Exercise, like food, is culturally stupid because the only ways to market it as a product is to make it terrible.

It is not a gym, or a machine. Those are mostly scams. It is a thing you enjoy and need to explore many avenues to find what you enjoy. Ideally, your main activity shouldn't cost anything or be a destination.

It should never be a thing you force yourself to do. It is your primary source of self accessible endorphins; it is the main antidepressant drug your own body makes from within.

If you were a prisoner in solitary confinement, there are still ways to exercise. Your body and gravity are all that is needed. That is how you avoid going insane in such an environment. That is the fundamental abstract logic to build up from. Start exercising like this.

A decade and a half ago, I went from 350lbs to 190lbs. It started from this idea, along with the realisation that it only takes 6 weeks to convert any activity to a de facto routine. If you commit to making yourself do any activities for just 6 weeks, you will no longer feel difficulty motivating yourself to continue. That is the neutral point. After that, it will increasingly become harder to stop rather than continue the routine.

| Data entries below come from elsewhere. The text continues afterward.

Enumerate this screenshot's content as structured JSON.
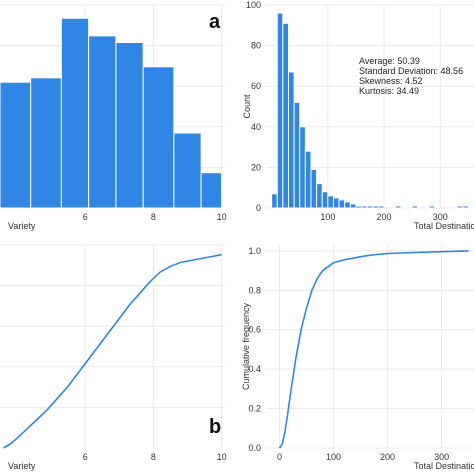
{
  "panel_letters": {
    "a": "a",
    "b": "b"
  },
  "stats_lines": [
    "Average: 50.39",
    "Standard Deviation: 48.56",
    "Skewness: 4.52",
    "Kurtosis: 34.49"
  ],
  "chart_data": [
    {
      "type": "bar",
      "panel": "top-left",
      "xlabel": "Variety",
      "ylabel": "",
      "bin_edges": [
        3.5,
        4.4,
        5.3,
        6.1,
        6.9,
        7.7,
        8.6,
        9.4,
        10.0
      ],
      "values": [
        57,
        59,
        86,
        78,
        75,
        64,
        34,
        16
      ],
      "xlim": [
        3.5,
        10.1
      ],
      "ylim": [
        0,
        92
      ],
      "x_ticks": [
        6,
        8,
        10
      ],
      "color": "#2f86e4",
      "grid": true
    },
    {
      "type": "bar",
      "panel": "top-right",
      "xlabel": "Total Destination",
      "ylabel": "Count",
      "bin_edges": [
        0,
        10,
        20,
        30,
        40,
        50,
        60,
        70,
        80,
        90,
        100,
        110,
        120,
        130,
        140,
        150,
        160,
        170,
        180,
        190,
        200,
        210,
        220,
        230,
        240,
        250,
        260,
        270,
        280,
        290,
        300,
        310,
        320,
        330,
        340,
        350
      ],
      "values": [
        7,
        96,
        91,
        67,
        52,
        40,
        28,
        19,
        12,
        8,
        6,
        5,
        4,
        3,
        2,
        1,
        1,
        1,
        1,
        1,
        0,
        0,
        1,
        0,
        0,
        1,
        0,
        0,
        1,
        0,
        0,
        0,
        0,
        1,
        1
      ],
      "xlim": [
        -10,
        360
      ],
      "ylim": [
        0,
        100
      ],
      "x_ticks": [
        100,
        200,
        300
      ],
      "y_ticks": [
        0,
        20,
        40,
        60,
        80,
        100
      ],
      "color": "#2f86e4",
      "grid": true
    },
    {
      "type": "line",
      "panel": "bottom-left",
      "xlabel": "Variety",
      "ylabel": "",
      "x": [
        3.6,
        3.8,
        4.0,
        4.3,
        4.6,
        4.9,
        5.2,
        5.5,
        5.8,
        6.1,
        6.4,
        6.7,
        7.0,
        7.3,
        7.6,
        7.9,
        8.2,
        8.5,
        8.8,
        9.1,
        9.4,
        9.7,
        10.0
      ],
      "y": [
        0.0,
        0.02,
        0.05,
        0.1,
        0.15,
        0.2,
        0.26,
        0.32,
        0.39,
        0.46,
        0.53,
        0.6,
        0.67,
        0.74,
        0.8,
        0.86,
        0.91,
        0.94,
        0.96,
        0.97,
        0.98,
        0.99,
        1.0
      ],
      "xlim": [
        3.5,
        10.1
      ],
      "ylim": [
        0,
        1.05
      ],
      "x_ticks": [
        6,
        8,
        10
      ],
      "color": "#2f86e4",
      "grid": true
    },
    {
      "type": "line",
      "panel": "bottom-right",
      "xlabel": "Total Destination",
      "ylabel": "Cumulative frequency",
      "x": [
        0,
        5,
        10,
        15,
        20,
        30,
        40,
        50,
        60,
        70,
        80,
        90,
        100,
        120,
        140,
        160,
        180,
        200,
        250,
        300,
        350
      ],
      "y": [
        0.0,
        0.02,
        0.08,
        0.17,
        0.27,
        0.45,
        0.6,
        0.71,
        0.8,
        0.86,
        0.9,
        0.92,
        0.94,
        0.955,
        0.965,
        0.975,
        0.982,
        0.987,
        0.992,
        0.996,
        1.0
      ],
      "xlim": [
        -25,
        360
      ],
      "ylim": [
        0,
        1.03
      ],
      "x_ticks": [
        0,
        100,
        200,
        300
      ],
      "y_ticks": [
        0.0,
        0.2,
        0.4,
        0.6,
        0.8,
        1.0
      ],
      "color": "#2f86e4",
      "grid": true
    }
  ]
}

Just 6 weeks to change your life is all it takes. I've been physically disabled for nearly 12 years now due to cars and bad luck on the bike, but I am still only 220lbs despite spending around 90% of the last 12 years stuck in bed. I hurt like hell, but still keep that routine. 6 weeks.

[–] IronBird@lemmy.world 2 points 10 hours ago (1 children)

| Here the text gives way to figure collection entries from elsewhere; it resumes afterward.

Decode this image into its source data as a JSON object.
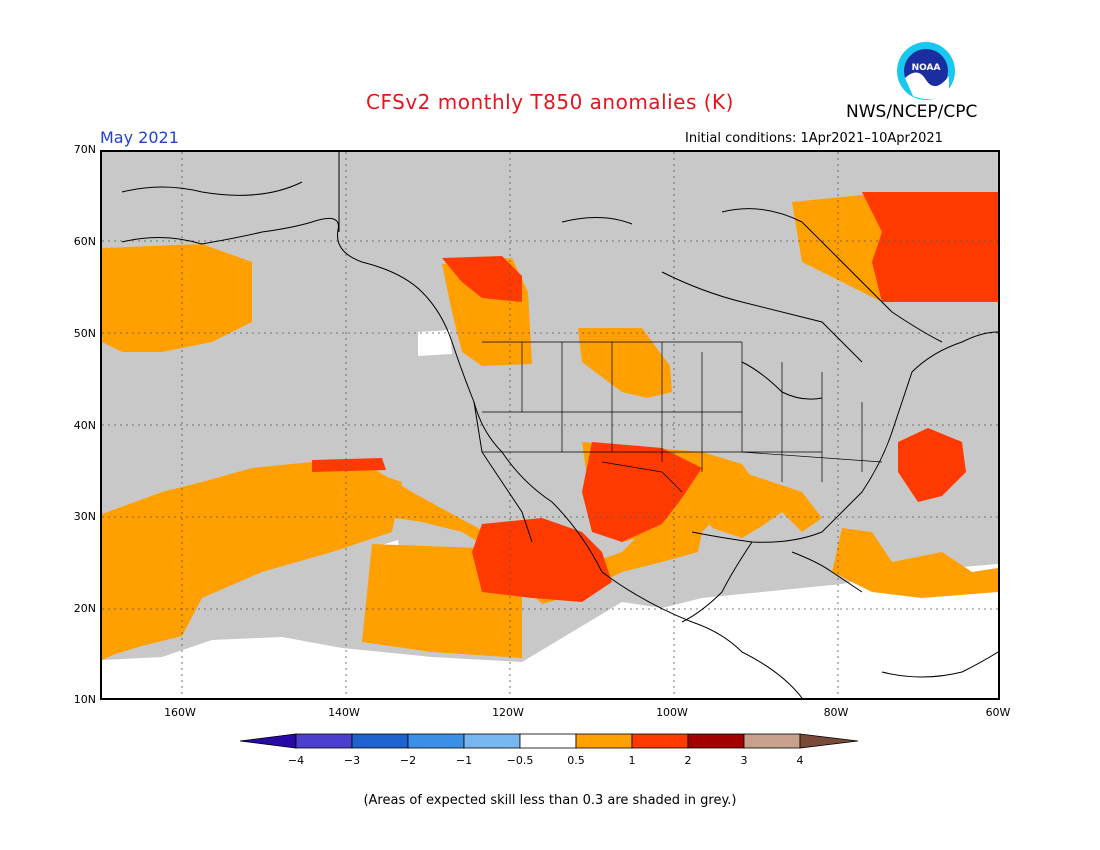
{
  "title": "CFSv2 monthly T850 anomalies (K)",
  "agency": "NWS/NCEP/CPC",
  "logo_text": "NOAA",
  "valid_month": "May 2021",
  "initial_conditions": "Initial conditions: 1Apr2021–10Apr2021",
  "lat_labels": [
    "70N",
    "60N",
    "50N",
    "40N",
    "30N",
    "20N",
    "10N"
  ],
  "lon_labels": [
    "160W",
    "140W",
    "120W",
    "100W",
    "80W",
    "60W"
  ],
  "colorbar": {
    "labels": [
      "−4",
      "−3",
      "−2",
      "−1",
      "−0.5",
      "0.5",
      "1",
      "2",
      "3",
      "4"
    ],
    "colors": [
      "#2a0aa6",
      "#4a3fcf",
      "#1e62d0",
      "#3b8fe6",
      "#78b6f0",
      "#ffffff",
      "#ffa000",
      "#ff3a00",
      "#a50000",
      "#c8a08c",
      "#7a4a38"
    ]
  },
  "note": "(Areas of expected skill less than 0.3 are shaded in grey.)",
  "map_colors": {
    "no_skill": "#c8c8c8",
    "anomaly_0_5_to_1": "#ffa000",
    "anomaly_1_to_2": "#ff3a00",
    "near_normal": "#ffffff",
    "coastline": "#000000"
  }
}
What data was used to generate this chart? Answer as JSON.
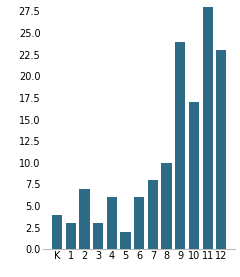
{
  "categories": [
    "K",
    "1",
    "2",
    "3",
    "4",
    "5",
    "6",
    "7",
    "8",
    "9",
    "10",
    "11",
    "12"
  ],
  "values": [
    4,
    3,
    7,
    3,
    6,
    2,
    6,
    8,
    10,
    24,
    17,
    28,
    23
  ],
  "bar_color": "#2e6b87",
  "ylim": [
    0,
    28.5
  ],
  "yticks": [
    0,
    2.5,
    5,
    7.5,
    10,
    12.5,
    15,
    17.5,
    20,
    22.5,
    25,
    27.5
  ],
  "background_color": "#ffffff",
  "bar_width": 0.75,
  "tick_fontsize": 7,
  "xlabel_fontsize": 7
}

what particular routine do you follow?

[–] j4k3@lemmy.world 2 points 8 hours ago

I'm down to a little under an hour and 16 mile down and back on the bike, with only 3/4 miles around cars. I can't see over my left shoulder any more.

At my peak, I did 2 years of 400+ miles every week. I worked at a bike shop that was 33 miles away and rode that every day, six days a week. Saturdays, I rode in and lead out a group ride for 40-60 miles, then rode home. I raced around 1 Sunday a month.

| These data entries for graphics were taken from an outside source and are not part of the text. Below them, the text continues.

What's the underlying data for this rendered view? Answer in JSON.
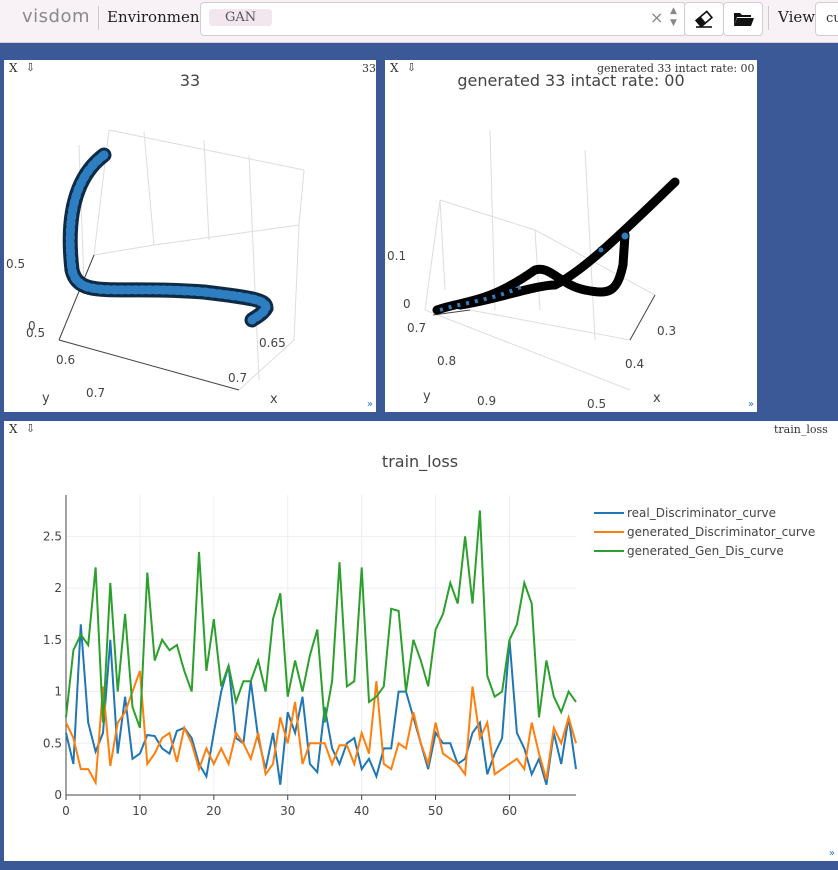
{
  "header": {
    "logo": "visdom",
    "env_label": "Environment",
    "env_tag": "GAN",
    "clear_symbol": "×",
    "spin_up": "▲",
    "spin_down": "▼",
    "view_label": "View",
    "view_value": "cu"
  },
  "panes": [
    {
      "close": "X",
      "download": "⇩",
      "title_right": "33",
      "plot_title": "33",
      "resize": "»",
      "z_ticks": [
        "0.5",
        "0"
      ],
      "y_ticks": [
        "0.5",
        "0.6",
        "0.7"
      ],
      "x_ticks": [
        "0.65",
        "0.7"
      ],
      "y_label": "y",
      "x_label": "x"
    },
    {
      "close": "X",
      "download": "⇩",
      "title_right": "generated 33 intact rate: 00",
      "plot_title": "generated 33  intact rate: 00",
      "resize": "»",
      "z_ticks": [
        "0.1",
        "0"
      ],
      "y_ticks": [
        "0.7",
        "0.8",
        "0.9"
      ],
      "x_ticks": [
        "0.3",
        "0.4",
        "0.5"
      ],
      "y_label": "y",
      "x_label": "x"
    },
    {
      "close": "X",
      "download": "⇩",
      "title_right": "train_loss",
      "resize": "»"
    }
  ],
  "chart_data": {
    "type": "line",
    "title": "train_loss",
    "xlabel": "",
    "ylabel": "",
    "xlim": [
      0,
      69
    ],
    "ylim": [
      0,
      2.9
    ],
    "x_ticks": [
      0,
      10,
      20,
      30,
      40,
      50,
      60
    ],
    "y_ticks": [
      0,
      0.5,
      1,
      1.5,
      2,
      2.5
    ],
    "grid": true,
    "legend_position": "top-right",
    "series": [
      {
        "name": "real_Discriminator_curve",
        "color": "#1f77b4",
        "values": [
          0.6,
          0.3,
          1.65,
          0.7,
          0.42,
          0.6,
          1.5,
          0.4,
          0.95,
          0.35,
          0.4,
          0.58,
          0.57,
          0.45,
          0.4,
          0.62,
          0.65,
          0.55,
          0.3,
          0.18,
          0.6,
          1.0,
          1.25,
          0.55,
          0.5,
          1.1,
          0.55,
          0.25,
          0.6,
          0.1,
          0.8,
          0.6,
          0.95,
          0.3,
          0.22,
          0.85,
          0.45,
          0.3,
          0.5,
          0.55,
          0.25,
          0.35,
          0.18,
          0.45,
          0.45,
          1.0,
          1.0,
          0.75,
          0.5,
          0.25,
          0.6,
          0.5,
          0.5,
          0.3,
          0.35,
          0.6,
          0.7,
          0.2,
          0.4,
          0.55,
          1.5,
          0.6,
          0.45,
          0.2,
          0.35,
          0.1,
          0.6,
          0.3,
          0.75,
          0.25
        ]
      },
      {
        "name": "generated_Discriminator_curve",
        "color": "#ff7f0e",
        "values": [
          0.7,
          0.55,
          0.25,
          0.25,
          0.12,
          1.05,
          0.28,
          0.7,
          0.8,
          1.0,
          1.2,
          0.3,
          0.4,
          0.55,
          0.6,
          0.32,
          0.65,
          0.5,
          0.25,
          0.45,
          0.3,
          0.45,
          0.3,
          0.6,
          0.5,
          0.35,
          0.6,
          0.2,
          0.3,
          0.75,
          0.5,
          0.9,
          0.3,
          0.5,
          0.5,
          0.5,
          0.3,
          0.48,
          0.48,
          0.3,
          0.6,
          0.4,
          1.1,
          0.3,
          0.25,
          0.5,
          0.45,
          0.8,
          0.5,
          0.3,
          0.7,
          0.4,
          0.35,
          0.3,
          0.2,
          1.05,
          0.55,
          0.7,
          0.2,
          0.25,
          0.3,
          0.35,
          0.25,
          0.7,
          0.4,
          0.15,
          0.65,
          0.5,
          0.75,
          0.5
        ]
      },
      {
        "name": "generated_Gen_Dis_curve",
        "color": "#2ca02c",
        "values": [
          0.75,
          1.4,
          1.55,
          1.45,
          2.2,
          0.7,
          2.05,
          1.0,
          1.75,
          0.85,
          0.65,
          2.15,
          1.3,
          1.5,
          1.4,
          1.45,
          1.2,
          1.0,
          2.35,
          1.2,
          1.7,
          1.05,
          1.25,
          0.9,
          1.1,
          1.1,
          1.3,
          1.0,
          1.7,
          1.95,
          0.95,
          1.3,
          1.0,
          1.35,
          1.6,
          0.7,
          1.1,
          2.25,
          1.05,
          1.1,
          2.2,
          0.9,
          0.95,
          1.05,
          1.8,
          1.78,
          1.0,
          1.5,
          1.3,
          1.05,
          1.6,
          1.75,
          2.05,
          1.85,
          2.5,
          1.85,
          2.75,
          1.15,
          0.95,
          1.0,
          1.5,
          1.65,
          2.05,
          1.85,
          0.75,
          1.3,
          0.95,
          0.8,
          1.0,
          0.9
        ]
      }
    ]
  }
}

I started much smaller and kept getting jobs that were further and further from home, but kept commuting and adjusting okay. It started to get expensive to maintain bikes, so I started looking for a bike shop to work at. The actual route was just 26 miles by the shortest roads, but I quickly learned to connect all the dedicated bike paths as much as possible.

It is kinda odd riding like that. Food is not a real choice. You need a lot of calories and eating bad is not an option. I still did it some for awhile, but getting sick a dozen times and the magnitude of consequences is enough to change anyone's habits. The human stomach shuts down almost entirely to divert blood flow to muscles during long endurance activities. So most of the problems are not actually on the bike but after. However a 1.5 hour commute will quickly turn into a 2+ hour slough without caloric balance.

The eating habits I learned back then stuck well. Bad foods sicken me, not in any emotional or dogmatic sense, they actually make me feel ill out of the memories of what I felt like in the past.